Queen statue will show grandeur and dignity, sculptor says

The sculptor commissioned to create a statue of Queen Elizabeth II for her national memorial has said he hopes to capture the “grandeur and dignity” of the country’s longest-reigning monarch.
Martin Jennings, who has previously sculpted King Charles III and the Queen Mother, admitted he was surprised to be chosen for such a significant commission. “She was beloved and admired around the world for her unfaltering dedication to service, borne with compassion, decency and patience,” he said. The statue will form part of a wider memorial in St James’s Park, central London, and is due to be unveiled in 2026.
Speaking to the PA news agency, Jennings said he had no fixed vision for the monument at the outset but was intent on gaining the Royal Family’s approval. His aim, he added, was to convey the late Queen’s stature with an “appropriate grandeur” and a sense of stillness. “People had very strong feelings about the Queen,” he said. “I’ll be going through a period of listening, not only to what the invested organisations and individuals want, but also to what the wider public expects from this representation.”

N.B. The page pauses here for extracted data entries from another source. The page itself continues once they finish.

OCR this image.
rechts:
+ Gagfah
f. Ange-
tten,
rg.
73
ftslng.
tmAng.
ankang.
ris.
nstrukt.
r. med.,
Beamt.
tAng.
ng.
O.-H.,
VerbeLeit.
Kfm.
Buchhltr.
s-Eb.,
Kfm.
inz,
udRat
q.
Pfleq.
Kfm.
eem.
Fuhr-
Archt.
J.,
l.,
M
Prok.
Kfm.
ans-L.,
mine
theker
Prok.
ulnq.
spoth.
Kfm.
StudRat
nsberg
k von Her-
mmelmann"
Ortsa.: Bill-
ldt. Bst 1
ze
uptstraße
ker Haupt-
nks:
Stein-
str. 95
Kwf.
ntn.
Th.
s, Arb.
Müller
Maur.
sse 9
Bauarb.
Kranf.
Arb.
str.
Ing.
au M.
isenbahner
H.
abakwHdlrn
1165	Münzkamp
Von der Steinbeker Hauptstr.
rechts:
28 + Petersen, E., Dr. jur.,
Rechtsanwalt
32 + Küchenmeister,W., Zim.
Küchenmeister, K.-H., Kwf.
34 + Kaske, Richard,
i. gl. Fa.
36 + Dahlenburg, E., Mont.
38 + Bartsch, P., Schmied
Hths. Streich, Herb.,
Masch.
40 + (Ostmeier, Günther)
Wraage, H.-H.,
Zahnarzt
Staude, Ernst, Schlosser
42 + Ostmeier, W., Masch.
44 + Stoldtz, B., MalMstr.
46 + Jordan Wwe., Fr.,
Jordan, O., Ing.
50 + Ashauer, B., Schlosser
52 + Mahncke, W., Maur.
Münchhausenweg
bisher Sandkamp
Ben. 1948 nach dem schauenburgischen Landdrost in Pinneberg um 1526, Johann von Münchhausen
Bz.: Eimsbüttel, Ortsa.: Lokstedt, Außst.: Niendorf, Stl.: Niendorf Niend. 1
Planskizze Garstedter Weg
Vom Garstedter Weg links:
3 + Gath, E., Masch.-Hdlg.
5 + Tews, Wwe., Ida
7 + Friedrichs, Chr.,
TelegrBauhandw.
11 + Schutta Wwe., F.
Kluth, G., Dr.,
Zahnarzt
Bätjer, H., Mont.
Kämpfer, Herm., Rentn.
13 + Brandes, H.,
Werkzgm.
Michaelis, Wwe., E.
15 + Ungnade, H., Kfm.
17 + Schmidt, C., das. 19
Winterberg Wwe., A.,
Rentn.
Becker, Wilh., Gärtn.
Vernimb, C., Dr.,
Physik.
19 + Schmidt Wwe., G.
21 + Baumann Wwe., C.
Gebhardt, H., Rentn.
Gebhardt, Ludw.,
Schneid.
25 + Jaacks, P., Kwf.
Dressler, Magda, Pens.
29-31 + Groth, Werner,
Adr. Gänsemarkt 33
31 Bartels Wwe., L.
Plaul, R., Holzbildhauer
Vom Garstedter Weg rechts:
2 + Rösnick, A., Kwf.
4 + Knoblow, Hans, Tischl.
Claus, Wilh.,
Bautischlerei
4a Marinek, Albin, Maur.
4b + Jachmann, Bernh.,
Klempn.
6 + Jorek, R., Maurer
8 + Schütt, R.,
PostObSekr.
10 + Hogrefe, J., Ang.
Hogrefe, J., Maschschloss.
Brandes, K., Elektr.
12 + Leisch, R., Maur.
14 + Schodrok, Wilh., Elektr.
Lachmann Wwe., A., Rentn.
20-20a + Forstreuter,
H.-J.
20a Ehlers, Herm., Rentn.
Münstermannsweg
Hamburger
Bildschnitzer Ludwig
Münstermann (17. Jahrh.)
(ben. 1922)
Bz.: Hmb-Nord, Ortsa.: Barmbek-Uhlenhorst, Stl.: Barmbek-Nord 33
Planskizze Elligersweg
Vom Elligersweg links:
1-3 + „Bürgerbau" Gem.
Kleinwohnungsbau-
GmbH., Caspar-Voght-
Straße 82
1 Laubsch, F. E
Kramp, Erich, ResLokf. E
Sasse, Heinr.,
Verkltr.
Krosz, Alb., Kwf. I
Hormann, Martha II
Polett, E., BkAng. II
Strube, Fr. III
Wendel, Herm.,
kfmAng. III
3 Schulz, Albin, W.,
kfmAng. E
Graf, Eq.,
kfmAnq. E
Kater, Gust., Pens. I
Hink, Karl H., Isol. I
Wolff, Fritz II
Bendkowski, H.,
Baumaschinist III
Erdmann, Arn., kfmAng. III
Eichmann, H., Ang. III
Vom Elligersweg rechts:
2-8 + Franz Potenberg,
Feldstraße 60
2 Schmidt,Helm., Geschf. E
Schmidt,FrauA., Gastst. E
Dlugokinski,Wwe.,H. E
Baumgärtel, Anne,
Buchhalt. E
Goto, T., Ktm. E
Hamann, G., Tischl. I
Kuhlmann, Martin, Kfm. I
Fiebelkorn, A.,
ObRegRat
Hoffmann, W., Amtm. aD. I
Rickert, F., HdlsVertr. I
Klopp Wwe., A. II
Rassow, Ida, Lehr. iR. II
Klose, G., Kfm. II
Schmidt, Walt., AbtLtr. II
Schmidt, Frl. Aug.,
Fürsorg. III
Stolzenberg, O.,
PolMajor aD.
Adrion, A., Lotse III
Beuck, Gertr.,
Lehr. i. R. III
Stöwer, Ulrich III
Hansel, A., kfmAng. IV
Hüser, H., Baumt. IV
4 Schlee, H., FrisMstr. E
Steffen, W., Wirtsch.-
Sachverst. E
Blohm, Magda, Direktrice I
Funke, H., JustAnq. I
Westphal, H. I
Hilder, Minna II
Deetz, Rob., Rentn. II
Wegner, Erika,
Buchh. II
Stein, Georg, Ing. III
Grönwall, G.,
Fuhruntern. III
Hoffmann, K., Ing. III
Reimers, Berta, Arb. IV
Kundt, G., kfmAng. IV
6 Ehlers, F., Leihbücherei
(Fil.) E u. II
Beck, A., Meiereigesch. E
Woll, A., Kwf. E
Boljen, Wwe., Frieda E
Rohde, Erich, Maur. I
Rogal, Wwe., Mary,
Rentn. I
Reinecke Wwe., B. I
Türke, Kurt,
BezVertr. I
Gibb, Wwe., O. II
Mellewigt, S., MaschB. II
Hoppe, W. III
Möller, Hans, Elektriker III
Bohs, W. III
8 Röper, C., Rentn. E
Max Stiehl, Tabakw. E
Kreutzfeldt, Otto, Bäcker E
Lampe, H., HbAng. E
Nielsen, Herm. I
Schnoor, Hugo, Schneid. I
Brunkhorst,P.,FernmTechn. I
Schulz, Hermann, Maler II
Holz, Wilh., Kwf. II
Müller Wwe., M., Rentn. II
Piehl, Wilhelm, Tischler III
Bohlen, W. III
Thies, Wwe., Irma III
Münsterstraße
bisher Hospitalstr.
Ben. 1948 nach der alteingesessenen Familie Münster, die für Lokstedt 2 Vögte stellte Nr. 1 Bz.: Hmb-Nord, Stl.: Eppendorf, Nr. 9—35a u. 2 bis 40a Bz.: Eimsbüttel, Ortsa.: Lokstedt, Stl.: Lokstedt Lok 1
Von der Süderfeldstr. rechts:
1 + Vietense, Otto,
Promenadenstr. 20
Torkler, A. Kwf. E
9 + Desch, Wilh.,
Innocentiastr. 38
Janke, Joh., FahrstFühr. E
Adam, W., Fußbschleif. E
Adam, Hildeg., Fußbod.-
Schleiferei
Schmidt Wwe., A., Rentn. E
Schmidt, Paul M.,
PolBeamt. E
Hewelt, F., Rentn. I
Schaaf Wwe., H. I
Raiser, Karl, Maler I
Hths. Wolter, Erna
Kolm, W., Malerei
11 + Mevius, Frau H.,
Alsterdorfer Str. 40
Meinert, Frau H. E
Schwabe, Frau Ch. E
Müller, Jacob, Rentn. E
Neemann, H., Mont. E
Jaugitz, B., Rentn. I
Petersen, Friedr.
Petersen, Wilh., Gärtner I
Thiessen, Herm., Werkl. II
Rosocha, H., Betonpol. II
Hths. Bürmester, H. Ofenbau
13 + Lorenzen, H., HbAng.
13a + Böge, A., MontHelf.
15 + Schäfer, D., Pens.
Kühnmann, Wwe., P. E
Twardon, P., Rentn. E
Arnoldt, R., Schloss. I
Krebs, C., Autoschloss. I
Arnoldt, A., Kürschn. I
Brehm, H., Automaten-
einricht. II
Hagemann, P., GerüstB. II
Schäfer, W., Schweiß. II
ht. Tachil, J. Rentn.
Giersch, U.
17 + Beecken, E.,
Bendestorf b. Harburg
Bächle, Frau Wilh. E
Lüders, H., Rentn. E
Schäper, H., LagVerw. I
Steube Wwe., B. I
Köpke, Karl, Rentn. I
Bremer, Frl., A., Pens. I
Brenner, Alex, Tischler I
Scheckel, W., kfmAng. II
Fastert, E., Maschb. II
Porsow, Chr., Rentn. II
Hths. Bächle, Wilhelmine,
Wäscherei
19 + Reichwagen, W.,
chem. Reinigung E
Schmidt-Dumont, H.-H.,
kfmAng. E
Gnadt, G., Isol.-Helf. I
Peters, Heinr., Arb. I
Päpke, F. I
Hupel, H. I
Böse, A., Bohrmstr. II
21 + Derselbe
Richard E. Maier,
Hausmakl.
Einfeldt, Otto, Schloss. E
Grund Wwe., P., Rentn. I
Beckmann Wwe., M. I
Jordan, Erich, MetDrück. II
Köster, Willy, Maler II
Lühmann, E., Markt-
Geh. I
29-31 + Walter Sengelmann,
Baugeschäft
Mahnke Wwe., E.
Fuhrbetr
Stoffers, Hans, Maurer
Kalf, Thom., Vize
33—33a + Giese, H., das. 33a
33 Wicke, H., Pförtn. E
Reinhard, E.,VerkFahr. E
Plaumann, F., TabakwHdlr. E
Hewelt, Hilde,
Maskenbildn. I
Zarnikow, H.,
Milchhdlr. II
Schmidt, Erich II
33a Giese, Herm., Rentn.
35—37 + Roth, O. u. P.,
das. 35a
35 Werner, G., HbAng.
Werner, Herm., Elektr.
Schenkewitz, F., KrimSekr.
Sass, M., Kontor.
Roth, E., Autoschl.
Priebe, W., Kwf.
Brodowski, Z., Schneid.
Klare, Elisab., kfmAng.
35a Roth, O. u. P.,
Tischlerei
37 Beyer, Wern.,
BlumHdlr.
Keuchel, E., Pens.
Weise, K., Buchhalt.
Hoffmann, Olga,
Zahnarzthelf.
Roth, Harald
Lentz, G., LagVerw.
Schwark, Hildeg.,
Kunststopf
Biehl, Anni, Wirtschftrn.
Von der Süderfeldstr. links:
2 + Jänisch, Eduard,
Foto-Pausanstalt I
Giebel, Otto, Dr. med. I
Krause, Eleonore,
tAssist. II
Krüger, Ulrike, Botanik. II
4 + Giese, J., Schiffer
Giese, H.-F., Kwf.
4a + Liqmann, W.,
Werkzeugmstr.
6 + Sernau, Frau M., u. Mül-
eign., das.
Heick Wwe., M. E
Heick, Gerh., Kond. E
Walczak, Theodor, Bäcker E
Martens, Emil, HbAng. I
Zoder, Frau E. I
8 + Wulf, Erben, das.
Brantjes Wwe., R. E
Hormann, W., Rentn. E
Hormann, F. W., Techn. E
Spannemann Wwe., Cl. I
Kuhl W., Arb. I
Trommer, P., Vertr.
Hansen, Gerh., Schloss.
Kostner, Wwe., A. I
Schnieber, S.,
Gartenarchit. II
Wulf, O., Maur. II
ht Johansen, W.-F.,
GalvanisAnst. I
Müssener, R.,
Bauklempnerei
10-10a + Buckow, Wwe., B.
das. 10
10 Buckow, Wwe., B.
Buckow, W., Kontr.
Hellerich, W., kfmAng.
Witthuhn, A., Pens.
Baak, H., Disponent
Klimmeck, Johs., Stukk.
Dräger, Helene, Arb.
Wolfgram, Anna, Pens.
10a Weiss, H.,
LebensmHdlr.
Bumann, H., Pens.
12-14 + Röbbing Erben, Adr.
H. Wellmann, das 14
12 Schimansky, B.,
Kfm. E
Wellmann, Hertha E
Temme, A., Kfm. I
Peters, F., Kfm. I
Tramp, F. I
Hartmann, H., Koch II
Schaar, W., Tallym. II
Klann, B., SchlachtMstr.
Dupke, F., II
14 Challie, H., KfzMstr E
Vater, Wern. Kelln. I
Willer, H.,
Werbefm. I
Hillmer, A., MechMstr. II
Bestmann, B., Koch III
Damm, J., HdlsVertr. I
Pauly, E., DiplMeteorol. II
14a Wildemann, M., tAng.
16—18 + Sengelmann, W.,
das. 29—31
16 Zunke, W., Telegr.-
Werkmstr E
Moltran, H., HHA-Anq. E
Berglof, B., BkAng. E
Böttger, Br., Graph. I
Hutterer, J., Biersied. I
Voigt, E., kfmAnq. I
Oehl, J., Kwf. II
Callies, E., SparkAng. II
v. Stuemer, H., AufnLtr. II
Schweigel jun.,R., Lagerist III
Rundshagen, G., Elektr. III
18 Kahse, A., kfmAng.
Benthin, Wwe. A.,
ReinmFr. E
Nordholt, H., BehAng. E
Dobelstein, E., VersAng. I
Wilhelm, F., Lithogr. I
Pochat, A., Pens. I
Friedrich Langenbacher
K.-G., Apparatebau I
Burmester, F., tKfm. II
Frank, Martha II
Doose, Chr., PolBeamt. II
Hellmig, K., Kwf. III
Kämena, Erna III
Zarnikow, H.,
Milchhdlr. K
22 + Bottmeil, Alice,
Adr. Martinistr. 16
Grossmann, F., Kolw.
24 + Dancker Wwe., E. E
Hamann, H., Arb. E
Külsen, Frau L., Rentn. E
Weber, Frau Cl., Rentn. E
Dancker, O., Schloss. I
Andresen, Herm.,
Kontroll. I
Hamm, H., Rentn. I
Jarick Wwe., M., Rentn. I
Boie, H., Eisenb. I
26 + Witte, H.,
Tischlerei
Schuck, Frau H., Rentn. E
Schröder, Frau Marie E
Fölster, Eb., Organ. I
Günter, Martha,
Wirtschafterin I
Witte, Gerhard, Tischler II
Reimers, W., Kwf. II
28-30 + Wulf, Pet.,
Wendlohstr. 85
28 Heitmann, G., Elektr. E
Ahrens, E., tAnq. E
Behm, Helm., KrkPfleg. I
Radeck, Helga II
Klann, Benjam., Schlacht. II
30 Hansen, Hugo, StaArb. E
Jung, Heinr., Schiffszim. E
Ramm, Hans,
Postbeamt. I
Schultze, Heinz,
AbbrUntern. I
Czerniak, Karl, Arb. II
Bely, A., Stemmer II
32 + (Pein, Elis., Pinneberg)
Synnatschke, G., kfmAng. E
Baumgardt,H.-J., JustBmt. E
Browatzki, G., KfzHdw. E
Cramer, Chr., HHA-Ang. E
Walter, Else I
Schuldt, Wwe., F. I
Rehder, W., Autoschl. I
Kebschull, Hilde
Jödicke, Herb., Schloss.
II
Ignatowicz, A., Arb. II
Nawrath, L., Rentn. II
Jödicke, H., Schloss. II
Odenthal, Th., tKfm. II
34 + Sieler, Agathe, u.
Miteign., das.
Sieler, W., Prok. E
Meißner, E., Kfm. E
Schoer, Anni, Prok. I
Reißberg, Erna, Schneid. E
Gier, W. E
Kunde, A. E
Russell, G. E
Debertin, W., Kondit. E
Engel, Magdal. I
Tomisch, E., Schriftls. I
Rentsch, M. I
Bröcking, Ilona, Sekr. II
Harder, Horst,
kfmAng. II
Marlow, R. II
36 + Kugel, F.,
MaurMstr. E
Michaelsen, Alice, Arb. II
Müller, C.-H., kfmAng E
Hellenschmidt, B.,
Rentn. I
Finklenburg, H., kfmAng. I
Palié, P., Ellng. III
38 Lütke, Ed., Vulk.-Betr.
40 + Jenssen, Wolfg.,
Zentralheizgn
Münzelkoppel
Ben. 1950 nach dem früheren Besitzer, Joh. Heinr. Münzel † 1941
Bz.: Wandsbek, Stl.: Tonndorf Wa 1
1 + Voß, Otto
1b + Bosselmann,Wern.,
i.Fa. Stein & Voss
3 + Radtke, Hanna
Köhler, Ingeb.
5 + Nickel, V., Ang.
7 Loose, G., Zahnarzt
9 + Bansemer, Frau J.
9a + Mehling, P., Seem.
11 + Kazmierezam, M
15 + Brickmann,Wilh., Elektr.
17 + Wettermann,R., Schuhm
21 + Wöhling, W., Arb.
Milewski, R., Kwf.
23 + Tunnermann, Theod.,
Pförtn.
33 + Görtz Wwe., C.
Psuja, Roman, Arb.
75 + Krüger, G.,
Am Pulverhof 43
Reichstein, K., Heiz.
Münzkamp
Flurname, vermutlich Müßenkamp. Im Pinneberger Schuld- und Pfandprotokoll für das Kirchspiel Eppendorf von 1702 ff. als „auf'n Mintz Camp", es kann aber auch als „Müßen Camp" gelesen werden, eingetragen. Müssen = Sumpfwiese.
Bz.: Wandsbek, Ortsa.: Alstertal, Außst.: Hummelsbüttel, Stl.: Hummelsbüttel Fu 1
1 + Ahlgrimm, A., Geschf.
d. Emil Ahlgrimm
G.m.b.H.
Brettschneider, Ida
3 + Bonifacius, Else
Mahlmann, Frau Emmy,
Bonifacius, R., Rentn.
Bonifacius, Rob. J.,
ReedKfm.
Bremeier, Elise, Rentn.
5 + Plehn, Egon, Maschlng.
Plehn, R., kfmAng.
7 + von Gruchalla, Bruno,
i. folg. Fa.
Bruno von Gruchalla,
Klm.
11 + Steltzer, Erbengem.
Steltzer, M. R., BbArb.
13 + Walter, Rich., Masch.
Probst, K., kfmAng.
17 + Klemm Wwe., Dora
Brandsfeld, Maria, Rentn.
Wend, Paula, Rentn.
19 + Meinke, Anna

St James’s Park, which overlooks Buckingham Palace, will be re-landscaped to accommodate the memorial. The cost has previously been estimated at between £23 million and £46 million. The anti-monarchy campaign group Republic has argued the Royal Family should fund the project themselves, with chief executive Graham Smith insisting: “They can pay for their own statue.”
The winning memorial design, selected from a shortlist of five proposals, will feature a glass balustrade inspired by the Queen’s wedding tiara. A statue of the late monarch with Prince Philip, her husband of 73 years until his death in 2021, will be placed at the Prince Philip Gate alongside newly designed gardens. The final plans will be presented to the King and the Prime Minister next year.